Some things of note:

  1. The issue of Obama’s birthplace and his legitimacy as president has been clarified and dealt with ad nauseum. For instance, see http://www.factcheck.org/elections-2008/born_in_the_usa.html.
  2. Orly Taitz — the crazy lady in the above video, who is the driving voice behind the refusal to let this issue die — lists herself as a lawyer, dentist, and real estate agent. If that alone doesn’t immediately make you question her credibility, then… well, you belong on the fringes.

new_orly_owl-1

    All that said, whywhyWHY is it that the mainstream media — not only local news but all the major 24/7 channels, NEWSWEEK, TIME — give this woman any mouthpiece whatsoever? And the bits I’ve seen are not even the old debating heads segments, where the anchor served to moderate (objectively, as I recall, though was there really a time when journalists presented the news and let the viewer opinionate?  O RLY?) between two opposing voices.  These are segments that, in my head, amount to free advertising for extremely partisan psychosis.

    One of the MSNBC anchors mentions above that this is news, that it has to be reported, and I’m okay with that.  Let the anchor mention that crazy people are still talking debunked bullshit, point out the facts again, and move on. If the crazy people start screaming about the liberal Jew media conspiracies to keep them off the air — well, hell, the truth is finally out.  Move on.
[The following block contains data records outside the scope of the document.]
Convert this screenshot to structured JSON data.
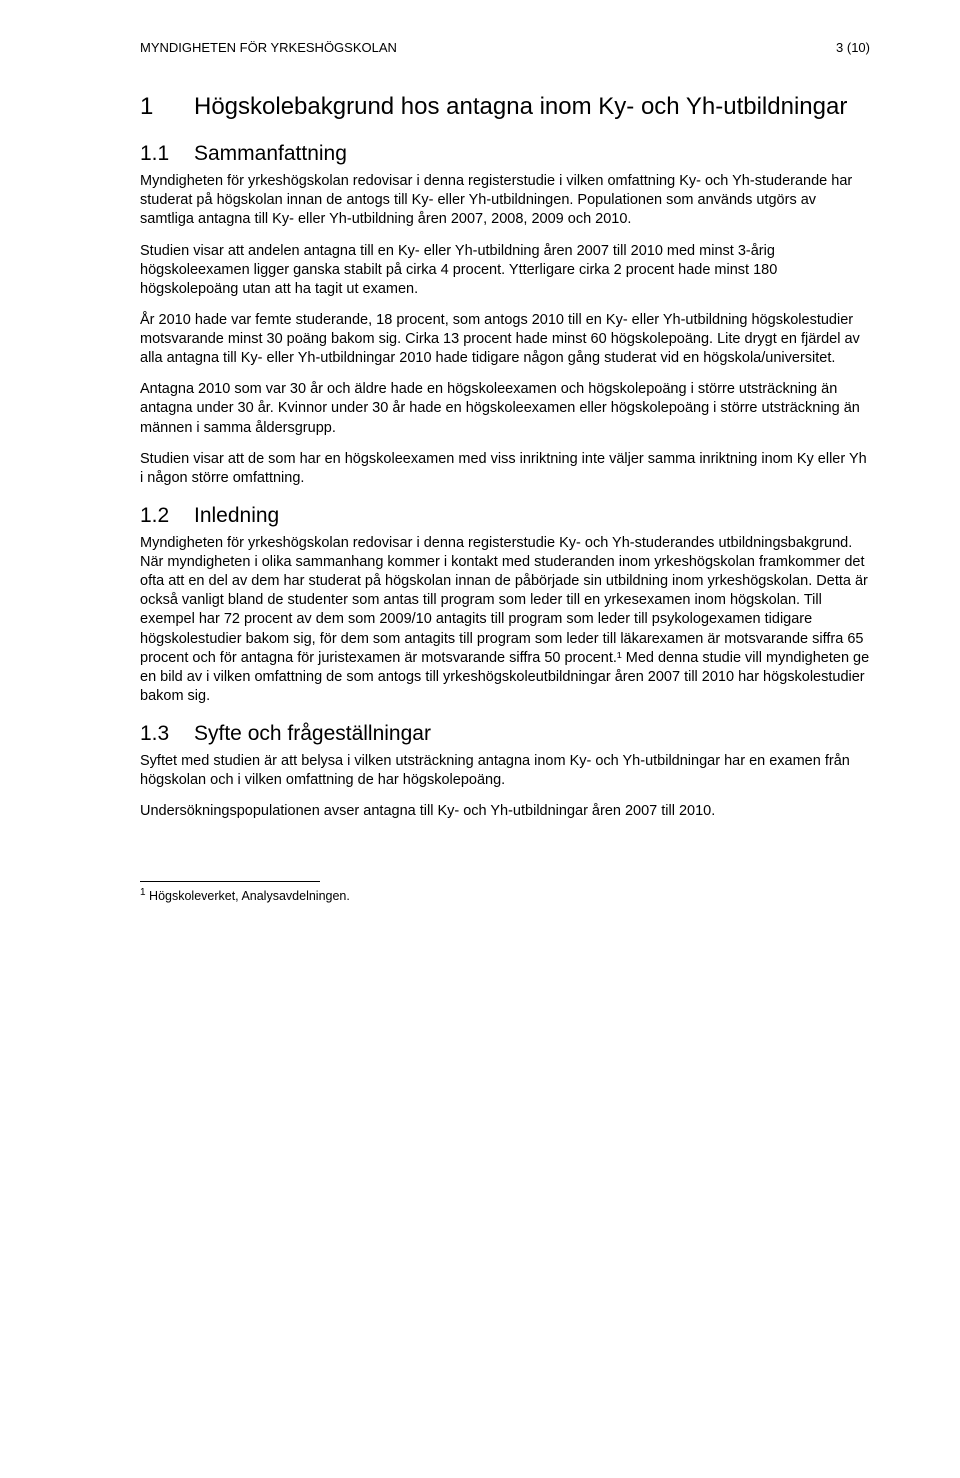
{
  "header": {
    "org": "MYNDIGHETEN FÖR YRKESHÖGSKOLAN",
    "page_indicator": "3 (10)"
  },
  "title": {
    "number": "1",
    "text": "Högskolebakgrund hos antagna inom Ky- och Yh-utbildningar"
  },
  "sections": {
    "s1": {
      "number": "1.1",
      "heading": "Sammanfattning",
      "paras": [
        "Myndigheten för yrkeshögskolan redovisar i denna registerstudie i vilken omfattning Ky- och Yh-studerande har studerat på högskolan innan de antogs till Ky- eller Yh-utbildningen. Populationen som används utgörs av samtliga antagna till Ky- eller Yh-utbildning åren 2007, 2008, 2009 och 2010.",
        "Studien visar att andelen antagna till en Ky- eller Yh-utbildning åren 2007 till 2010 med minst 3-årig högskoleexamen ligger ganska stabilt på cirka 4 procent. Ytterligare cirka 2 procent hade minst 180 högskolepoäng utan att ha tagit ut examen.",
        "År 2010 hade var femte studerande, 18 procent, som antogs 2010 till en Ky- eller Yh-utbildning högskolestudier motsvarande minst 30 poäng bakom sig. Cirka 13 procent hade minst 60 högskolepoäng. Lite drygt en fjärdel av alla antagna till Ky- eller Yh-utbildningar 2010 hade tidigare någon gång studerat vid en högskola/universitet.",
        "Antagna 2010 som var 30 år och äldre hade en högskoleexamen och högskolepoäng i större utsträckning än antagna under 30 år. Kvinnor under 30 år hade en högskoleexamen eller högskolepoäng i större utsträckning än männen i samma åldersgrupp.",
        "Studien visar att de som har en högskoleexamen med viss inriktning inte väljer samma inriktning inom Ky eller Yh i någon större omfattning."
      ]
    },
    "s2": {
      "number": "1.2",
      "heading": "Inledning",
      "paras": [
        "Myndigheten för yrkeshögskolan redovisar i denna registerstudie Ky- och Yh-studerandes utbildningsbakgrund. När myndigheten i olika sammanhang kommer i kontakt med studeranden inom yrkeshögskolan framkommer det ofta att en del av dem har studerat på högskolan innan de påbörjade sin utbildning inom yrkeshögskolan. Detta är också vanligt bland de studenter som antas till program som leder till en yrkesexamen inom högskolan. Till exempel har 72 procent av dem som 2009/10 antagits till program som leder till psykologexamen tidigare högskolestudier bakom sig, för dem som antagits till program som leder till läkarexamen är motsvarande siffra 65 procent och för antagna för juristexamen är motsvarande siffra 50 procent.¹ Med denna studie vill myndigheten ge en bild av i vilken omfattning de som antogs till yrkeshögskoleutbildningar åren 2007 till 2010 har högskolestudier bakom sig."
      ]
    },
    "s3": {
      "number": "1.3",
      "heading": "Syfte och frågeställningar",
      "paras": [
        "Syftet med studien är att belysa i vilken utsträckning antagna inom Ky- och Yh-utbildningar har en examen från högskolan och i vilken omfattning de har högskolepoäng.",
        "Undersökningspopulationen avser antagna till Ky- och Yh-utbildningar åren 2007 till 2010."
      ]
    }
  },
  "footnote": {
    "marker": "1",
    "text": " Högskoleverket, Analysavdelningen."
  }
}
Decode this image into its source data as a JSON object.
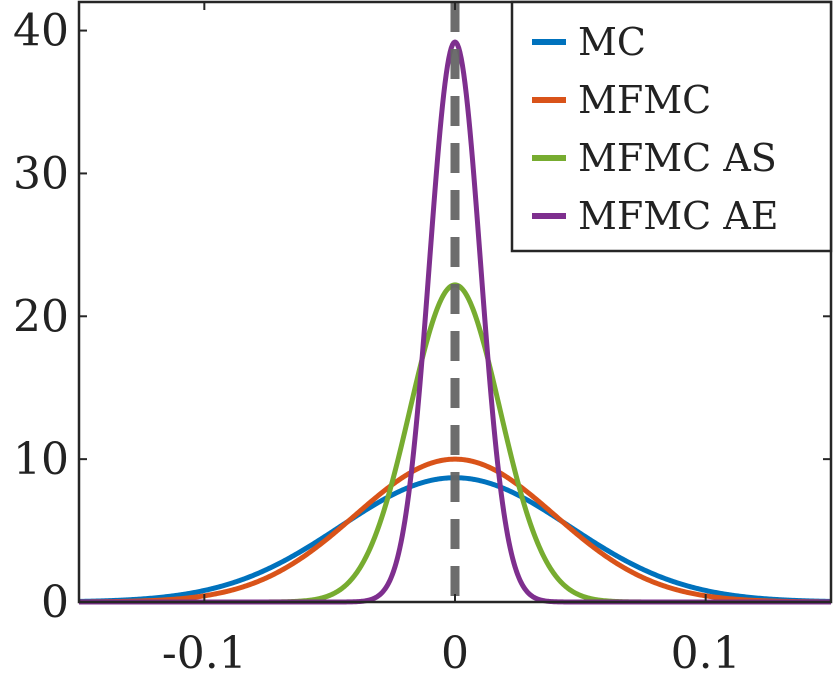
{
  "chart_data": {
    "type": "line",
    "title": "",
    "xlabel": "",
    "ylabel": "",
    "xlim": [
      -0.15,
      0.15
    ],
    "ylim": [
      0,
      42
    ],
    "x_ticks": [
      -0.1,
      0,
      0.1
    ],
    "x_tick_labels": [
      "-0.1",
      "0",
      "0.1"
    ],
    "y_ticks": [
      0,
      10,
      20,
      30,
      40
    ],
    "y_tick_labels": [
      "0",
      "10",
      "20",
      "30",
      "40"
    ],
    "grid": false,
    "legend_position": "top-right",
    "reference_line": {
      "x": 0,
      "style": "dashed",
      "color": "#666666"
    },
    "series": [
      {
        "name": "MC",
        "color": "#0072BD",
        "distribution": "normal",
        "mean": 0,
        "peak": 8.7
      },
      {
        "name": "MFMC",
        "color": "#D95319",
        "distribution": "normal",
        "mean": 0,
        "peak": 10.0
      },
      {
        "name": "MFMC AS",
        "color": "#77AC30",
        "distribution": "normal",
        "mean": 0,
        "peak": 22.2
      },
      {
        "name": "MFMC AE",
        "color": "#7E2F8E",
        "distribution": "normal",
        "mean": 0,
        "peak": 39.2
      }
    ]
  }
}
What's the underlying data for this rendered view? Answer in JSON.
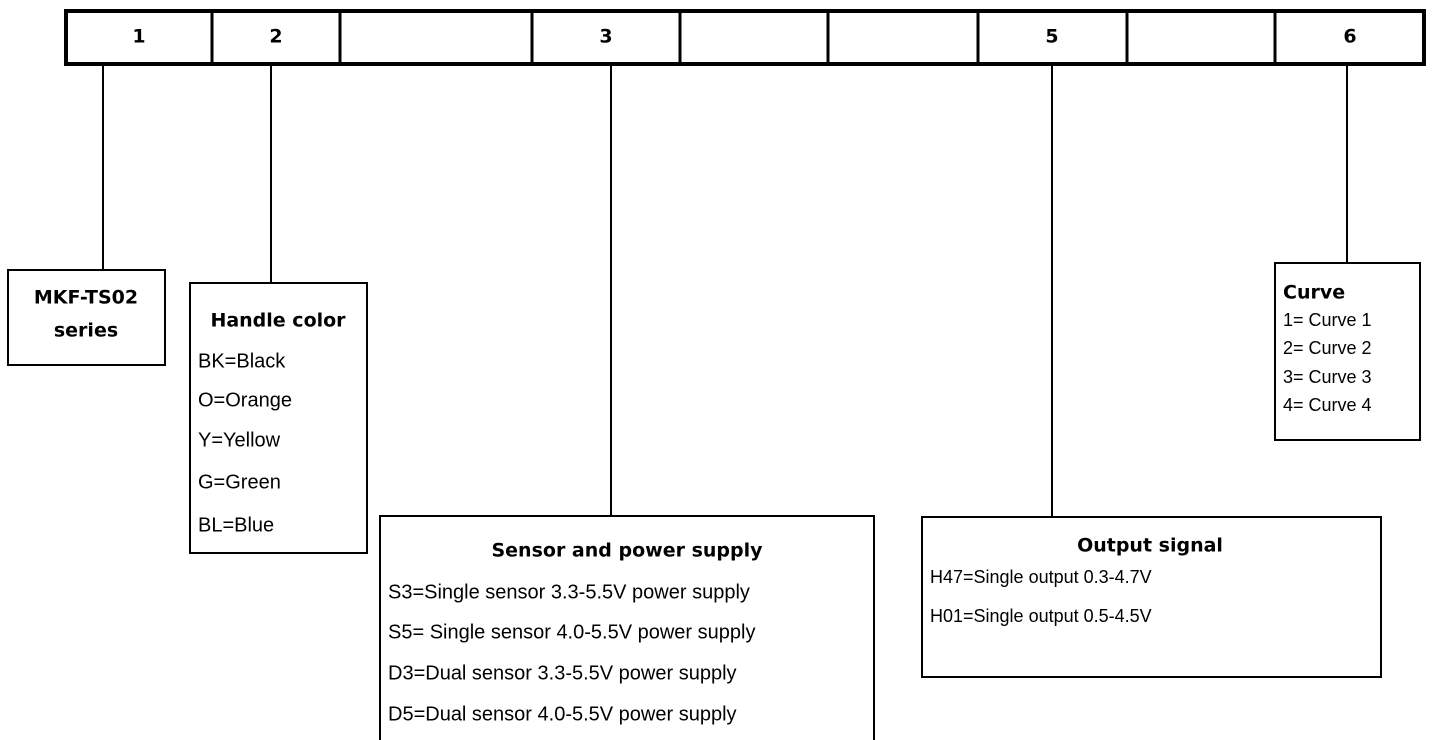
{
  "code_cells": [
    "1",
    "2",
    "3",
    "5",
    "6"
  ],
  "boxes": [
    {
      "title": [
        "MKF-TS02",
        "series"
      ]
    },
    {
      "title": "Handle color",
      "items": [
        "BK=Black",
        "O=Orange",
        "Y=Yellow",
        "G=Green",
        "BL=Blue"
      ]
    },
    {
      "title": "Sensor and power supply",
      "items": [
        "S3=Single sensor 3.3-5.5V power supply",
        "S5= Single sensor 4.0-5.5V power supply",
        "D3=Dual sensor 3.3-5.5V power supply",
        "D5=Dual sensor 4.0-5.5V power supply"
      ]
    },
    {
      "title": "Output signal",
      "items": [
        "H47=Single output 0.3-4.7V",
        "H01=Single output 0.5-4.5V"
      ]
    },
    {
      "title": "Curve",
      "items": [
        "1= Curve 1",
        "2= Curve 2",
        "3= Curve 3",
        "4= Curve 4"
      ]
    }
  ]
}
    The problem is that — for the most part — both sides here are preaching to the choir. The sane people watching will realize that Taitz is about as stable as her argument; the people that want to believe in Obama’s continuing Kenyan citizenship are going to do so, no matter how convincing the counter-argument (or, as the rest of us say: REALITY) is. The only thing you’re doing — besides maybe getting a small ratings spike, and definitely irritating the shit out of me — is potentially luring a few more crazies to the Dark Side.

    These nutbags exist, unfortunately.  We’re not getting rid of them any quicker than we’re ditching the Coulters and Limbaughs and O’Reillys of the world. They’ve got their rights, their Free Speech (even though I’m fairly confident that, given the opportunity, most of them would take away that right from anyone who disagreed with them). I don’t have the right to not be offended by them or their idiocy — I have the right to ignore them, and I will.

    I will miss the days, though, when the television and radio media personalities were — at least, side-by-side with today’s — objective reporters, telling us the facts of what happened today.  I miss when the crazy people were not given airtime to rant.  And I miss Walter Cronkite, by god — can you imagine him, for one second, alleging and implying that the moon landing was a hoax, night after night?

    Stop giving a medium to the crazy, and maybe, just maybe, it’ll go away.  Or at least stop transmitting so far, so fast.